Je me ressaisis et observai le reste de la chambre. Le mur de droite était recouvert d'une étagère allant du sol au plafond et un grand miroir rectangulaire était placé comme une bannière au-dessus du lit, donnant l'impression que la pièce était encore plus grande qu'elle ne l'était déjà.
— Gosse de riche.
— Je travaille, aussi ! Mais plus sérieusement, on ira t'acheter des vêtements demain, dit-il en désignant l'armoire noire et vide, contre le même mur que celui où se trouvait la porte. Et des livres, aussi.
— C'est grand, dis-je simplement, me moquant éperdument de ce qu'il racontait.
— Je sais, fit-il avec un sourire en coin. Cette chambre était jusqu'à aujourd'hui une chambre d'amis, et...

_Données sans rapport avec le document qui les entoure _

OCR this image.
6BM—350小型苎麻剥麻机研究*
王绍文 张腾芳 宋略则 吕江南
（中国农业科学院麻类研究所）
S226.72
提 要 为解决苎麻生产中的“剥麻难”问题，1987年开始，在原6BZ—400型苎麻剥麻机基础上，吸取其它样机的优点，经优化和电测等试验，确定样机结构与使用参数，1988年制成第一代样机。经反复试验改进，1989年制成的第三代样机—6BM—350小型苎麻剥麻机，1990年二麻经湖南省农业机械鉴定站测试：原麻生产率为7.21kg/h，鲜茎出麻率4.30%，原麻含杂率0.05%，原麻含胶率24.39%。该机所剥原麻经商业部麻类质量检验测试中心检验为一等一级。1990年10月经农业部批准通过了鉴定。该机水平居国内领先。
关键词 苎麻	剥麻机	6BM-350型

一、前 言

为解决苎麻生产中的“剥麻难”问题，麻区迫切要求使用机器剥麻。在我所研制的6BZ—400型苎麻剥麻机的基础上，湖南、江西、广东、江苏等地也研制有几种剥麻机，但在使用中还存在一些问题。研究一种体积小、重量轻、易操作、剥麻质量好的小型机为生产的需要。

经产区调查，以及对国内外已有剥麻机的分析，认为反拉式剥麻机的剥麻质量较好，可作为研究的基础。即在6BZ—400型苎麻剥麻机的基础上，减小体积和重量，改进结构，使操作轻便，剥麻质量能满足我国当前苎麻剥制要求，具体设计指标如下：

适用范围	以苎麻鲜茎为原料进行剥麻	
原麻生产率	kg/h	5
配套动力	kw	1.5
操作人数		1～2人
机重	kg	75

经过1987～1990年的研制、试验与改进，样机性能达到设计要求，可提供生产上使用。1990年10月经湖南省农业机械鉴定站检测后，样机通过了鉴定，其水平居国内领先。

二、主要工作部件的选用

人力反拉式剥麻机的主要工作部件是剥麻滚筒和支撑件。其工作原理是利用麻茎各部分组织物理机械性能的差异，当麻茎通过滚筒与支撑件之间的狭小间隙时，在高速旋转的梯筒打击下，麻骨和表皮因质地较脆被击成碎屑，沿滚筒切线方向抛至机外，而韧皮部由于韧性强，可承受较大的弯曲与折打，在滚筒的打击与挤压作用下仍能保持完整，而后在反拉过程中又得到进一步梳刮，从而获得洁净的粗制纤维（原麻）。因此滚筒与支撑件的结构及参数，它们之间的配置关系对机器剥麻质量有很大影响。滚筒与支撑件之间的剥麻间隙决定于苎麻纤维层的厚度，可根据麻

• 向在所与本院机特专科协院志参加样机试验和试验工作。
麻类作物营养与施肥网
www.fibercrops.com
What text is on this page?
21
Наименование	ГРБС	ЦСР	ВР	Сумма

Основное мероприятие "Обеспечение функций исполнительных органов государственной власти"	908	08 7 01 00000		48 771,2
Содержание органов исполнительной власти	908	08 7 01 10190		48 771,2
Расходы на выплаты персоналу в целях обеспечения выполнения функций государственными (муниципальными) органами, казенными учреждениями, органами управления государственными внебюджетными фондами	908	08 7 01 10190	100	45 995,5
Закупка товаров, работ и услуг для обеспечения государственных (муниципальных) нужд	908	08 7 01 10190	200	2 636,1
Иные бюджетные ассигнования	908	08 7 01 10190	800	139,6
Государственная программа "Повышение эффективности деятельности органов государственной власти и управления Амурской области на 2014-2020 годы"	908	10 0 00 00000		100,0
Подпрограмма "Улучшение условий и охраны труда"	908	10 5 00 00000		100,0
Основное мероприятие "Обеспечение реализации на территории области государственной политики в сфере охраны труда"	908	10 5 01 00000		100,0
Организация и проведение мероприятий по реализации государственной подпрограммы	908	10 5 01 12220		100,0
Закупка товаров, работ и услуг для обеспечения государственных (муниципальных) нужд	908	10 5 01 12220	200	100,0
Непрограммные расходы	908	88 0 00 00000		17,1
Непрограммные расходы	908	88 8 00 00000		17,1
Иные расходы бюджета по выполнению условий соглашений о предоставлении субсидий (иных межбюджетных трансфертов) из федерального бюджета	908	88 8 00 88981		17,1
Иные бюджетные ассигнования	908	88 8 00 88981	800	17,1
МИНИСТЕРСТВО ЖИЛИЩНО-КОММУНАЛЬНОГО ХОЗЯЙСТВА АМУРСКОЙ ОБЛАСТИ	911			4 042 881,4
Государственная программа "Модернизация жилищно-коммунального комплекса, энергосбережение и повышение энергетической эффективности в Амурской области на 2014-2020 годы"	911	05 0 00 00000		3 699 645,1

La sonnerie de son téléphone le coupa. Il tira son portable de sa poche arrière avec agacement et son sourire se fana quand il vit qui était le responsable du dérangement occasionné.
Je pus apercevoir le nom "Connasse" avant qu'il ne décroche.
— Quoi ? fit-il sèchement en portant le combiné à son oreille.
Je crus entendre les mots "père", "repas" et "obligation".
— Je viendrai seul.
Une personne à l'autre bout du fil lui parla pendant une vingtaine de secondes.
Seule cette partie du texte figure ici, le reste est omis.